Il Gruppo consiliare Rinascimento Castiglionese interviene in merito alla recente comunicazione del Sindaco al Dirigente scolastico, nella quale si afferma che gli edifici della scuola elementare di S. Cristina e della scuola materna de La Nave non saranno disponibili per l’utilizzo scolastico 2026/2027.
Quello che sta accadendo a Castiglion Fiorentino è senza precedenti. Nel dicembre scorso, la Giunta aveva deliberato la chiusura delle scuole di S. Cristina e de La Nave, una per calo demografico, l’altra per problemi strutturali.
Tuttavia, quella delibera non ha completato l’iter previsto presso la Conferenza di zona e non è stata accolta dalla Regione, risultando quindi priva di efficacia giuridica.
Le scuole interessate sono formalmente attive, mantengono il proprio codice meccanografico e funzionano regolarmente.
La comunicazione del Sindaco, inviata senza atti formali che la giustifichino, rappresenta un aggiramento del provvedimento ufficiale, scaricando sulle scuole responsabilità e conseguenze che non spettano loro.
Pur non avendo effetti giuridici diretti, la lettera crea pressione sulle istituzioni scolastiche, influenza le famiglie e rischia di compromettere il normale andamento delle iscrizioni.
“È inaccettabile che le scuole vengano messe sotto pressione senza alcun fondamento formale – dichiara Paolo Brandi, capogruppo di Rinascimento Castiglionese – Il Sindaco deve chiarire subito se possiede atti ufficiali a supporto di questa comunicazione che sta creando incertezza e disagio ingiustificati per alunni, famiglie e personale scolastico.

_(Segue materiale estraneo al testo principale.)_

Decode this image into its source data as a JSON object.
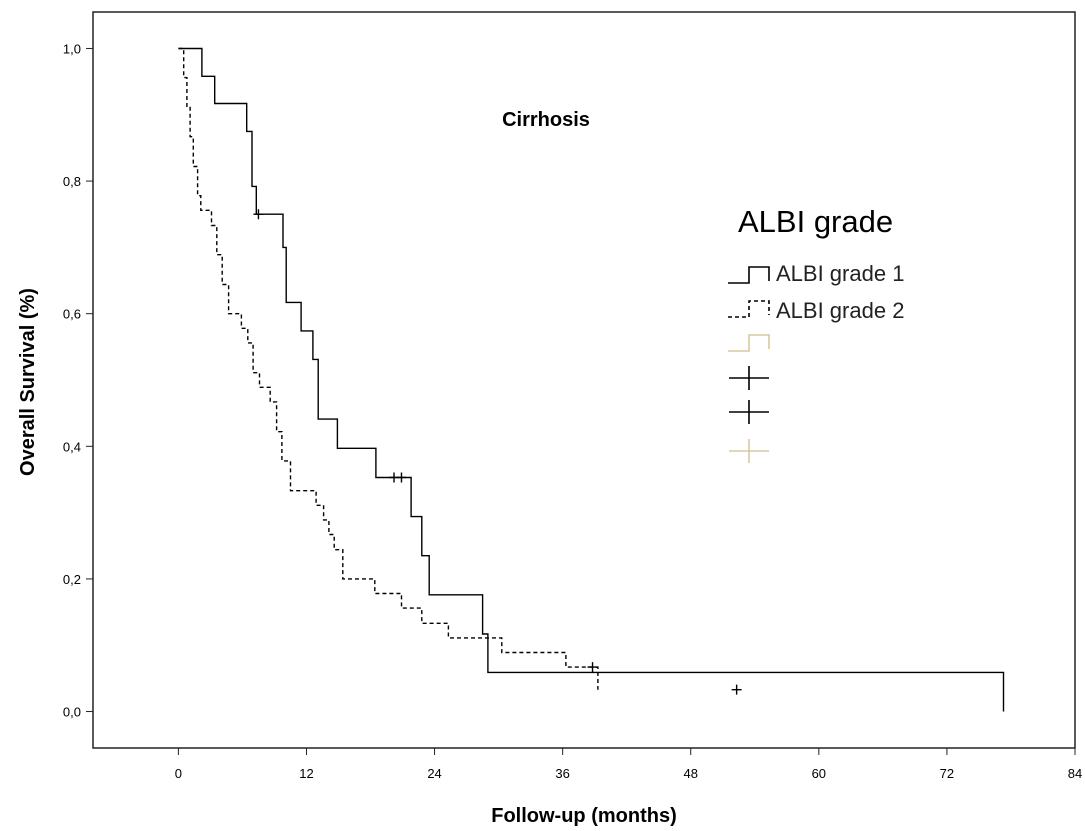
{
  "chart_data": {
    "type": "line",
    "subtype": "kaplan-meier step",
    "annotation": "Cirrhosis",
    "xlabel": "Follow-up (months)",
    "ylabel": "Overall Survival (%)",
    "xlim": [
      -8,
      84
    ],
    "ylim": [
      -0.055,
      1.055
    ],
    "xticks": [
      0,
      12,
      24,
      36,
      48,
      60,
      72,
      84
    ],
    "xtick_labels": [
      "0",
      "12",
      "24",
      "36",
      "48",
      "60",
      "72",
      "84"
    ],
    "yticks": [
      0,
      0.2,
      0.4,
      0.6,
      0.8,
      1.0
    ],
    "ytick_labels": [
      "0,0",
      "0,2",
      "0,4",
      "0,6",
      "0,8",
      "1,0"
    ],
    "grid": false,
    "legend": {
      "title": "ALBI grade",
      "position": "right",
      "entries": [
        {
          "label": "ALBI grade 1",
          "marker": "step",
          "style": "solid",
          "color": "#000000"
        },
        {
          "label": "ALBI grade 2",
          "marker": "step",
          "style": "dashed",
          "color": "#000000"
        },
        {
          "label": "",
          "marker": "step",
          "style": "solid",
          "color": "#d7c8a0"
        },
        {
          "label": "",
          "marker": "cross",
          "style": "solid",
          "color": "#000000"
        },
        {
          "label": "",
          "marker": "cross",
          "style": "solid",
          "color": "#000000"
        },
        {
          "label": "",
          "marker": "cross",
          "style": "solid",
          "color": "#d7c8a0"
        }
      ]
    },
    "series": [
      {
        "name": "ALBI grade 1",
        "style": "solid",
        "color": "#000000",
        "x": [
          0,
          2.2,
          3.4,
          6.4,
          6.9,
          7.3,
          8.8,
          9.8,
          10.1,
          11.5,
          12.6,
          13.1,
          14.9,
          18.5,
          21.8,
          22.8,
          23.5,
          28.5,
          29.0,
          77.3
        ],
        "y": [
          1.0,
          0.958,
          0.917,
          0.875,
          0.792,
          0.75,
          0.75,
          0.7,
          0.617,
          0.574,
          0.531,
          0.441,
          0.397,
          0.353,
          0.294,
          0.235,
          0.176,
          0.117,
          0.059,
          0.0
        ],
        "censored_x": [
          7.5,
          20.2,
          20.9
        ],
        "censored_y": [
          0.75,
          0.353,
          0.353
        ]
      },
      {
        "name": "ALBI grade 2",
        "style": "dashed",
        "color": "#000000",
        "x": [
          0,
          0.5,
          0.8,
          1.1,
          1.4,
          1.8,
          2.1,
          3.1,
          3.6,
          4.1,
          4.7,
          5.9,
          6.5,
          7.0,
          7.6,
          8.6,
          9.2,
          9.7,
          10.5,
          12.9,
          13.6,
          14.1,
          14.6,
          15.4,
          17.6,
          18.4,
          19.6,
          20.9,
          22.8,
          25.3,
          27.8,
          30.3,
          36.3,
          39.3
        ],
        "y": [
          1.0,
          0.956,
          0.911,
          0.867,
          0.822,
          0.778,
          0.756,
          0.733,
          0.689,
          0.644,
          0.6,
          0.578,
          0.556,
          0.511,
          0.489,
          0.467,
          0.422,
          0.378,
          0.333,
          0.311,
          0.289,
          0.267,
          0.244,
          0.2,
          0.2,
          0.178,
          0.178,
          0.156,
          0.133,
          0.111,
          0.111,
          0.089,
          0.067,
          0.033
        ],
        "censored_x": [
          38.8,
          52.3
        ],
        "censored_y": [
          0.067,
          0.033
        ]
      }
    ]
  }
}
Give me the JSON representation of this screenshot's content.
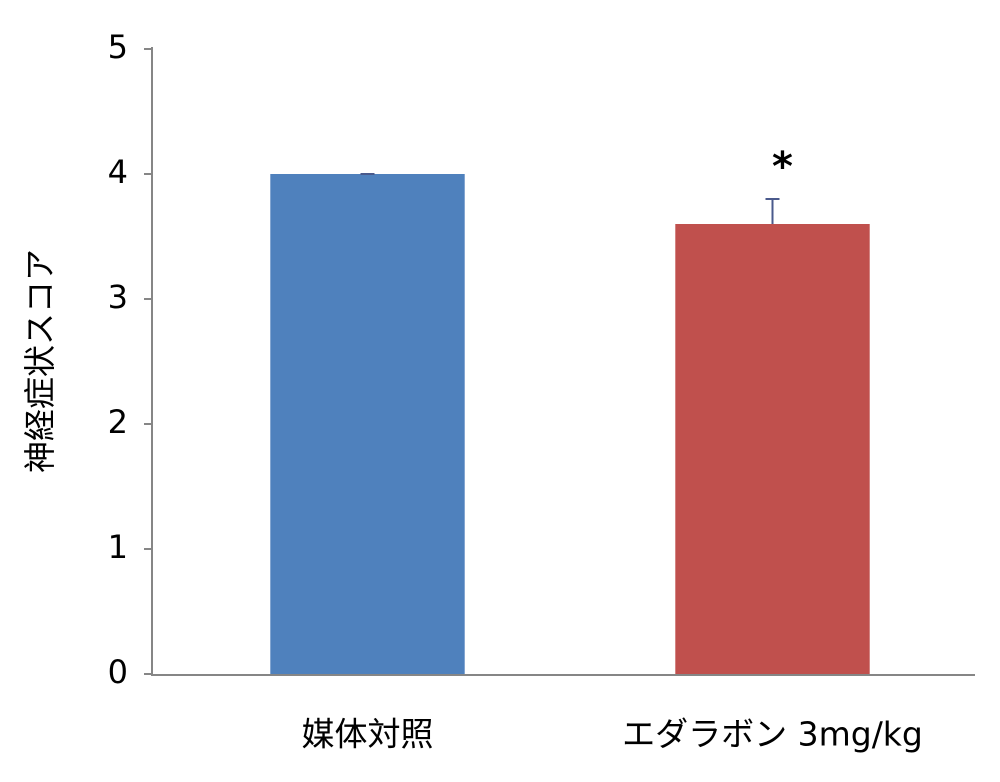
{
  "chart_data": {
    "type": "bar",
    "y_label": "神経症状スコア",
    "categories": [
      "媒体対照",
      "エダラボン 3mg/kg"
    ],
    "values": [
      4.0,
      3.6
    ],
    "errors": [
      0,
      0.2
    ],
    "colors": [
      "#4f81bd",
      "#c0504d"
    ],
    "error_color": "#4a5a8c",
    "significance": [
      null,
      "*"
    ],
    "ylim": [
      0,
      5
    ],
    "yticks": [
      0,
      1,
      2,
      3,
      4,
      5
    ],
    "grid": false
  }
}
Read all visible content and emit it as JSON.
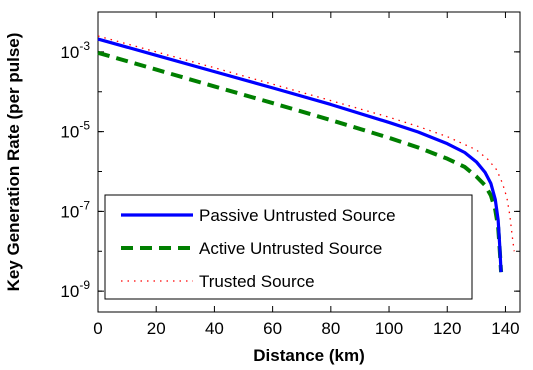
{
  "chart_data": {
    "type": "line",
    "title": "",
    "xlabel": "Distance (km)",
    "ylabel": "Key Generation Rate (per pulse)",
    "xlim": [
      0,
      145
    ],
    "ylim": [
      3e-10,
      0.01
    ],
    "yscale": "log",
    "grid": false,
    "legend_position": "bottom-left",
    "x_ticks": [
      0,
      20,
      40,
      60,
      80,
      100,
      120,
      140
    ],
    "x_tick_labels": [
      "0",
      "20",
      "40",
      "60",
      "80",
      "100",
      "120",
      "140"
    ],
    "y_ticks": [
      1e-09,
      1e-07,
      1e-05,
      0.001
    ],
    "y_tick_labels": [
      {
        "base": "10",
        "exp": "-9"
      },
      {
        "base": "10",
        "exp": "-7"
      },
      {
        "base": "10",
        "exp": "-5"
      },
      {
        "base": "10",
        "exp": "-3"
      }
    ],
    "series": [
      {
        "name": "Passive Untrusted Source",
        "color": "#0000ff",
        "style": "solid",
        "x": [
          0,
          20,
          40,
          60,
          80,
          100,
          110,
          120,
          126,
          130,
          133,
          135,
          136.5,
          137.5,
          138,
          138.5
        ],
        "y": [
          0.0021,
          0.00082,
          0.00032,
          0.000125,
          4.8e-05,
          1.7e-05,
          9.8e-06,
          5e-06,
          3e-06,
          1.75e-06,
          9.5e-07,
          5e-07,
          2e-07,
          6e-08,
          1.5e-08,
          3e-09
        ]
      },
      {
        "name": "Active Untrusted Source",
        "color": "#007f00",
        "style": "dashed",
        "x": [
          0,
          20,
          40,
          60,
          80,
          100,
          110,
          120,
          126,
          130,
          133,
          135,
          136.5,
          137.5,
          138,
          138.5
        ],
        "y": [
          0.00095,
          0.00036,
          0.000136,
          5.2e-05,
          1.95e-05,
          7e-06,
          4e-06,
          2.1e-06,
          1.3e-06,
          7.5e-07,
          4.5e-07,
          2.5e-07,
          1.1e-07,
          4e-08,
          1.2e-08,
          3e-09
        ]
      },
      {
        "name": "Trusted Source",
        "color": "#ff0000",
        "style": "dotted",
        "x": [
          0,
          20,
          40,
          60,
          80,
          100,
          110,
          120,
          130,
          134,
          137,
          139,
          140.5,
          141.5,
          142.3,
          143
        ],
        "y": [
          0.0025,
          0.001,
          0.0004,
          0.000155,
          6e-05,
          2.3e-05,
          1.35e-05,
          7.5e-06,
          3.5e-06,
          2e-06,
          1.1e-06,
          5e-07,
          2.2e-07,
          8e-08,
          2.5e-08,
          1e-08
        ]
      }
    ]
  }
}
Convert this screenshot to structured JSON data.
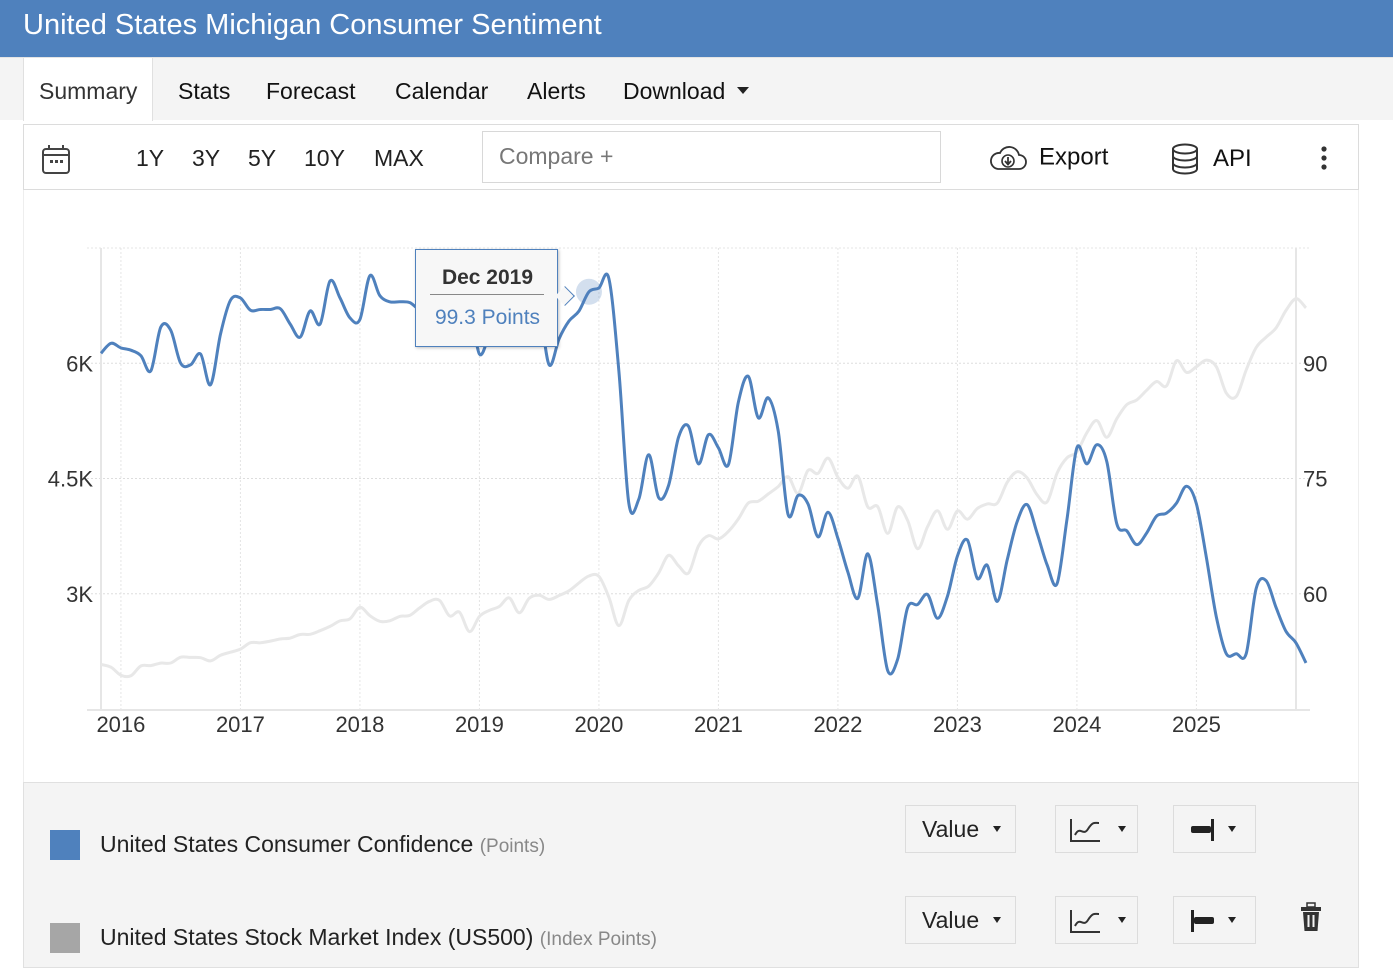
{
  "header": {
    "title": "United States Michigan Consumer Sentiment"
  },
  "tabs": [
    {
      "label": "Summary",
      "active": true
    },
    {
      "label": "Stats"
    },
    {
      "label": "Forecast"
    },
    {
      "label": "Calendar"
    },
    {
      "label": "Alerts"
    },
    {
      "label": "Download",
      "has_dropdown": true
    }
  ],
  "toolbar": {
    "calendar_icon": "calendar-icon",
    "ranges": [
      "1Y",
      "3Y",
      "5Y",
      "10Y",
      "MAX"
    ],
    "compare_placeholder": "Compare +",
    "export_label": "Export",
    "export_icon": "cloud-download-icon",
    "api_label": "API",
    "api_icon": "database-icon",
    "more_icon": "more-vertical-icon"
  },
  "tooltip": {
    "date": "Dec 2019",
    "value": "99.3 Points"
  },
  "legend": [
    {
      "name": "United States Consumer Confidence",
      "unit": "(Points)",
      "color": "#4f81bd",
      "mode": "Value",
      "chart_icon": "line-chart-icon",
      "axis_icon": "axis-right-icon"
    },
    {
      "name": "United States Stock Market Index (US500)",
      "unit": "(Index Points)",
      "color": "#a6a6a6",
      "mode": "Value",
      "chart_icon": "line-chart-icon",
      "axis_icon": "axis-left-icon",
      "delete_icon": "trash-icon"
    }
  ],
  "colors": {
    "header": "#4f81bd",
    "series_primary": "#4f81bd",
    "series_secondary": "#e8e8e8"
  },
  "chart_data": {
    "type": "line",
    "title": "United States Michigan Consumer Sentiment",
    "x_start": "2015-11",
    "x_end": "2025-11",
    "x_ticks": [
      "2016",
      "2017",
      "2018",
      "2019",
      "2020",
      "2021",
      "2022",
      "2023",
      "2024",
      "2025"
    ],
    "y_left": {
      "label": "Index Points",
      "ticks": [
        "3K",
        "4.5K",
        "6K"
      ],
      "tick_values": [
        3000,
        4500,
        6000
      ],
      "range": [
        1500,
        7500
      ]
    },
    "y_right": {
      "label": "Points",
      "ticks": [
        "60",
        "75",
        "90"
      ],
      "tick_values": [
        60,
        75,
        90
      ],
      "range": [
        45,
        105
      ]
    },
    "grid": true,
    "highlight": {
      "series": "United States Consumer Confidence",
      "date": "2019-12",
      "value": 99.3
    },
    "series": [
      {
        "name": "United States Consumer Confidence",
        "unit": "Points",
        "axis": "right",
        "color": "#4f81bd",
        "start": "2015-11",
        "values": [
          91.3,
          92.6,
          92.0,
          91.7,
          91.0,
          89.0,
          94.7,
          94.3,
          90.0,
          89.8,
          91.2,
          87.2,
          93.8,
          98.2,
          98.5,
          96.9,
          97.0,
          97.0,
          97.1,
          95.1,
          93.4,
          96.8,
          95.1,
          100.7,
          98.5,
          95.9,
          95.7,
          101.4,
          98.8,
          98.0,
          98.0,
          97.9,
          97.1,
          98.2,
          96.2,
          98.6,
          98.3,
          97.5,
          91.2,
          93.8,
          97.2,
          97.9,
          98.4,
          98.2,
          97.2,
          89.8,
          93.2,
          95.5,
          96.8,
          99.3,
          99.8,
          101.0,
          89.1,
          71.8,
          72.3,
          78.1,
          72.5,
          74.1,
          80.4,
          81.8,
          76.9,
          80.7,
          79.0,
          76.8,
          84.9,
          88.3,
          82.9,
          85.5,
          81.2,
          70.3,
          72.8,
          71.7,
          67.4,
          70.6,
          67.2,
          62.8,
          59.4,
          65.2,
          58.4,
          50.0,
          51.5,
          58.2,
          58.6,
          59.9,
          56.8,
          59.7,
          64.9,
          67.0,
          62.0,
          63.7,
          59.0,
          64.4,
          69.4,
          71.6,
          67.9,
          63.8,
          61.3,
          69.7,
          79.0,
          76.9,
          79.4,
          77.2,
          69.1,
          68.2,
          66.4,
          67.9,
          70.1,
          70.5,
          71.8,
          74.0,
          71.7,
          64.7,
          57.0,
          52.2,
          52.2,
          52.2,
          60.7,
          61.7,
          58.2,
          55.1,
          53.6,
          51.0
        ]
      },
      {
        "name": "United States Stock Market Index (US500)",
        "unit": "Index Points",
        "axis": "left",
        "color": "#e8e8e8",
        "start": "2015-11",
        "values": [
          2080,
          2044,
          1940,
          1932,
          2060,
          2065,
          2097,
          2099,
          2174,
          2171,
          2168,
          2126,
          2199,
          2239,
          2279,
          2363,
          2362,
          2384,
          2411,
          2423,
          2470,
          2472,
          2519,
          2575,
          2647,
          2674,
          2824,
          2714,
          2641,
          2648,
          2705,
          2718,
          2816,
          2902,
          2914,
          2712,
          2760,
          2507,
          2704,
          2784,
          2834,
          2946,
          2752,
          2942,
          2980,
          2926,
          2977,
          3038,
          3141,
          3231,
          3226,
          2954,
          2585,
          2912,
          3044,
          3100,
          3271,
          3500,
          3363,
          3270,
          3622,
          3756,
          3714,
          3811,
          3973,
          4181,
          4204,
          4298,
          4395,
          4523,
          4307,
          4605,
          4567,
          4766,
          4516,
          4374,
          4530,
          4131,
          4132,
          3785,
          4130,
          3955,
          3586,
          3872,
          4080,
          3839,
          4077,
          3970,
          4109,
          4169,
          4180,
          4450,
          4589,
          4508,
          4288,
          4194,
          4568,
          4770,
          4846,
          5096,
          5254,
          5036,
          5278,
          5460,
          5522,
          5648,
          5762,
          5705,
          6032,
          5881,
          5955,
          6041,
          5955,
          5612,
          5569,
          5912,
          6205,
          6339,
          6460,
          6688,
          6840,
          6720
        ]
      }
    ]
  }
}
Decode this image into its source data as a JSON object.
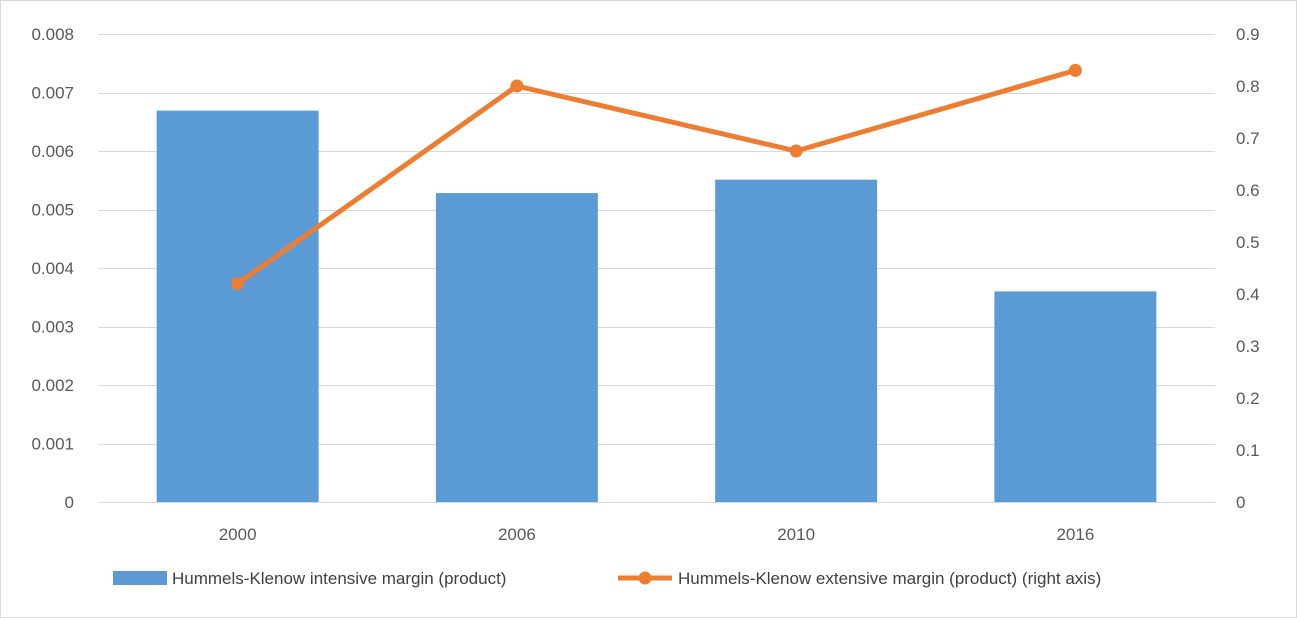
{
  "chart_data": {
    "type": "bar",
    "categories": [
      "2000",
      "2006",
      "2010",
      "2016"
    ],
    "series": [
      {
        "name": "Hummels-Klenow intensive margin (product)",
        "type": "bar",
        "axis": "left",
        "color": "#5B9BD5",
        "values": [
          0.00669,
          0.00528,
          0.00551,
          0.0036
        ]
      },
      {
        "name": "Hummels-Klenow extensive margin (product) (right axis)",
        "type": "line",
        "axis": "right",
        "color": "#ED7D31",
        "values": [
          0.42,
          0.8,
          0.675,
          0.83
        ]
      }
    ],
    "y_left": {
      "ylim": [
        0,
        0.008
      ],
      "ticks": [
        0,
        0.001,
        0.002,
        0.003,
        0.004,
        0.005,
        0.006,
        0.007,
        0.008
      ],
      "tick_labels": [
        "0",
        "0.001",
        "0.002",
        "0.003",
        "0.004",
        "0.005",
        "0.006",
        "0.007",
        "0.008"
      ]
    },
    "y_right": {
      "ylim": [
        0,
        0.9
      ],
      "ticks": [
        0,
        0.1,
        0.2,
        0.3,
        0.4,
        0.5,
        0.6,
        0.7,
        0.8,
        0.9
      ],
      "tick_labels": [
        "0",
        "0.1",
        "0.2",
        "0.3",
        "0.4",
        "0.5",
        "0.6",
        "0.7",
        "0.8",
        "0.9"
      ]
    },
    "grid": true,
    "legend": "bottom"
  }
}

Non è accettabile che le istituzioni scolastiche vengano coinvolte in decisioni politiche, prive di legittimità.”
Di fronte a questa situazione, il Sindaco si trova davanti a un bivio: o esibisce i provvedimenti ufficiali che giustifichino la comunicazione, o ammette pubblicamente di stare forzando la mano.
Il Gruppo consiliare ha chiesto chiarimenti immediati sull’effettiva portata della comunicazione e sugli atti amministrativi che la sostengono, affinché ogni eventuale decisione di riorganizzazione venga affrontata in maniera trasparente, nelle sedi istituzionali previste, e nel pieno rispetto della legge, delle scuole e delle famiglie.